"Oh, no thanks," said Monica quickly. "The Rectory is quite out of your way."
He felt the implication of an eldest sister's disapproval, and not wishing to spoil the omens of romance, he left the three sisters by the banks of the Greenrush and was soon on his way home through the webs of mist.
How extraordinary that he and Michael should have spent six weeks at Wychford without realizing that the Rector had three such daughters. Godbold had gossiped about him only this afternoon, reporting that he was held by some of his parishioners to be in with the Pope: they might more justly suspect him of being in with Titania. Monica, Margaret ... he had not heard the name of the third. Monica had seemed a little frigid, but Margaret and ... really when the omnibus arrived he must find out the name of the Rector's third daughter, of that one so obviously the youngest with her light brown hair and her laugh of which even now, as he paused, he fancied he could still hear the melodious echo. Monica, Margaret and ... Rose perhaps, for there had been something of a dewy eglantine about her. Surely that was indeed the echo of their voices; but, as upon distance the wayward sound eluded him, the belfry-clock with whirr and buzz and groan made preparation to strike the hour. Nine strokes boomed, leaving behind them a stillness absolute. The poet thought of time before him, of the three sisters by the river, of fame to come, and of his own fortune in finding Plashers Mead. Four months ago he had been in Macedonia, full of proconsular romance, and now he was in England with a much keener sense of every moment's potentiality than he had ever known in the dreams of oriental dominion. This sublunary adventure indicated how great a richness of pastoral life lay behind the slumber of a forgotten town; and it was seeming more than ever a pity Michael had not waited until to-night, so that he also might have met Monica and Margaret and that smallest innominate sister with the light brown hair. Guy could not help arranging with himself for his friend to fall in love with one of them; and since he at once allotted Monica to Michael, he knew that he himself preferred one of the others. But which? Oh, it was ridiculous to ask such questions after seeing three girls for three minutes of moonlight. Perhaps it really had been sorcery and in the morning, when he met them in Wychford High Street, they would appear dull and ordinary. They could not be so beautiful as he thought they were, he decided, since if they were he must have heard of their beauty. Nevertheless it was in a mood of almost elated self-congratulation that Guy found himself hurrying through the orchard toward the candlelight of his room.

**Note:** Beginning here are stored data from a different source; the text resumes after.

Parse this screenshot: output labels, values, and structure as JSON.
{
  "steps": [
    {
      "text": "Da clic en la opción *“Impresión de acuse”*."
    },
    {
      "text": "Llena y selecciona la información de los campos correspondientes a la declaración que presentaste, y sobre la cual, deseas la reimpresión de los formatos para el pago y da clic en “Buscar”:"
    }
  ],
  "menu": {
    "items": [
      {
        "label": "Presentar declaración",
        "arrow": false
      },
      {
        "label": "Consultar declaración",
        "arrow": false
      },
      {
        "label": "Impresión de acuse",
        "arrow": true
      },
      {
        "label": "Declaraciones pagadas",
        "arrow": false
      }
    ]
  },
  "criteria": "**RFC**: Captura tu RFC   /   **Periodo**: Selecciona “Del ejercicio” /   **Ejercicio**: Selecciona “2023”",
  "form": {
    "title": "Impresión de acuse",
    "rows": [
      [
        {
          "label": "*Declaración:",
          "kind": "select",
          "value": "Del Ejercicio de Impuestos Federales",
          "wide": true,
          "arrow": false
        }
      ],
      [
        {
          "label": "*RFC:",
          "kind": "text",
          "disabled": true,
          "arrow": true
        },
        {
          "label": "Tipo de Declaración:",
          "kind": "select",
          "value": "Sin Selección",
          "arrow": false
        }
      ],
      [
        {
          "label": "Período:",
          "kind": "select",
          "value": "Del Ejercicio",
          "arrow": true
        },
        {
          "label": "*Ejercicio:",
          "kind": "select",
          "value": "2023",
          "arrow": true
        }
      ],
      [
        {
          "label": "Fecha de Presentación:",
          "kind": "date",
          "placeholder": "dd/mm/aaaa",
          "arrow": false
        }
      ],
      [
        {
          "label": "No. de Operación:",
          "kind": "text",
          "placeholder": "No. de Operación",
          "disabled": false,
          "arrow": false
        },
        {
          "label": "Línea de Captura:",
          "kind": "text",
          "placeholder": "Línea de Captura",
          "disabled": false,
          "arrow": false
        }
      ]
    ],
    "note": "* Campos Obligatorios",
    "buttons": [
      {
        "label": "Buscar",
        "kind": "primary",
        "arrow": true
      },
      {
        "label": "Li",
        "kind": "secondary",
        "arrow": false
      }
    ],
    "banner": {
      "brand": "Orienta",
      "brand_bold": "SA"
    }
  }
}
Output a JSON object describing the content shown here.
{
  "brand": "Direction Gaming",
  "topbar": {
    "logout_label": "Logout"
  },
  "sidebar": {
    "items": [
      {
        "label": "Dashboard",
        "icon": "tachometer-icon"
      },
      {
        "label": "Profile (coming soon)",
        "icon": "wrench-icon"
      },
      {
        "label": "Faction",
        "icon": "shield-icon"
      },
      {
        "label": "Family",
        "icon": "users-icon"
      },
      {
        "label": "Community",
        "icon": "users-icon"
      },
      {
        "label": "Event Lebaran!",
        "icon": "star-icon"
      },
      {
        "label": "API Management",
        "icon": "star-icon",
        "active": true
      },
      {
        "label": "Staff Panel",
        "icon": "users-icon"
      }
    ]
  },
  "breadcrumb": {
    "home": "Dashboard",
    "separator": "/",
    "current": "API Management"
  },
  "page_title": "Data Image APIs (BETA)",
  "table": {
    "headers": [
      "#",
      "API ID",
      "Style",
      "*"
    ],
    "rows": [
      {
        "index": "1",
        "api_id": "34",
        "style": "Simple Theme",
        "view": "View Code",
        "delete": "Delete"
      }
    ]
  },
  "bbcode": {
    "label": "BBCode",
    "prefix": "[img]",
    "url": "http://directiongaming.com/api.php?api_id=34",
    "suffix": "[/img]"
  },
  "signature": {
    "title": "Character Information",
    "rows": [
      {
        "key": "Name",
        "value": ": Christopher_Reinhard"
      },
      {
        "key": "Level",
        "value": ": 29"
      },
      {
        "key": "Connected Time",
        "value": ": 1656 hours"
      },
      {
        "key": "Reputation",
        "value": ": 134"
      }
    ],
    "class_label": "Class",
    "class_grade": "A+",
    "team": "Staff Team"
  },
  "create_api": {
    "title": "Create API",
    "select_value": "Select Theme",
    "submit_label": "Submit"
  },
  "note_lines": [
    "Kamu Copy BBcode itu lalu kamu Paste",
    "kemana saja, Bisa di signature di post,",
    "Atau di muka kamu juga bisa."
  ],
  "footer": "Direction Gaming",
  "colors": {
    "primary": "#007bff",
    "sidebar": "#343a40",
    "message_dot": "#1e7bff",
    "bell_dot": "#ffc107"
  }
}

The arrival of Miss Peasey, now that it was upon him, banished everything else; and instead of dreaming deliciously of that encounter in the water-meadows, he stood meditating on the failure of the kitchen. As he regarded the enormous dresser; the table trampling upon the fender; the seven dish-covers mocking his poor crockery, Guy had little hope that Miss Peasey would stay a week: and then suddenly, worse than any failure of equipment, he remembered that she might be hungry. He looked at his watch. A quarter-past nine. Of course she would be hungry. She probably had eaten nothing but a banana since breakfast in Cardiff. Guy rushed out and surprized the landlord of the Stag by begging him to send the hostler down at once with cold beef and stout and cheese.
"There's the bus," he cried. "Don't forget. At once. My new housekeeper. Long journey. And salad. Forgot she'd be hungry. Salt and mustard. I've got plates."
The omnibus went rumbling past, and Guy followed at a jog-trot down the street, saw it cross the bridge and, making a spurt, caught it up just as a woman alighted by the gate of Plashers Mead.
"Ah, Miss Peasey," said Guy breathlessly. "I went up the street to see if the bus was coming. Have you had a comfortable journey?"
"Mr. Hazlewood?" asked the new housekeeper blinking at him.
The guard of the omnibus at this moment informed Guy that he had some cases for Plashers Mead.
"Where is Mr. Hazlewood then?" asked Miss Peasey turning sharply.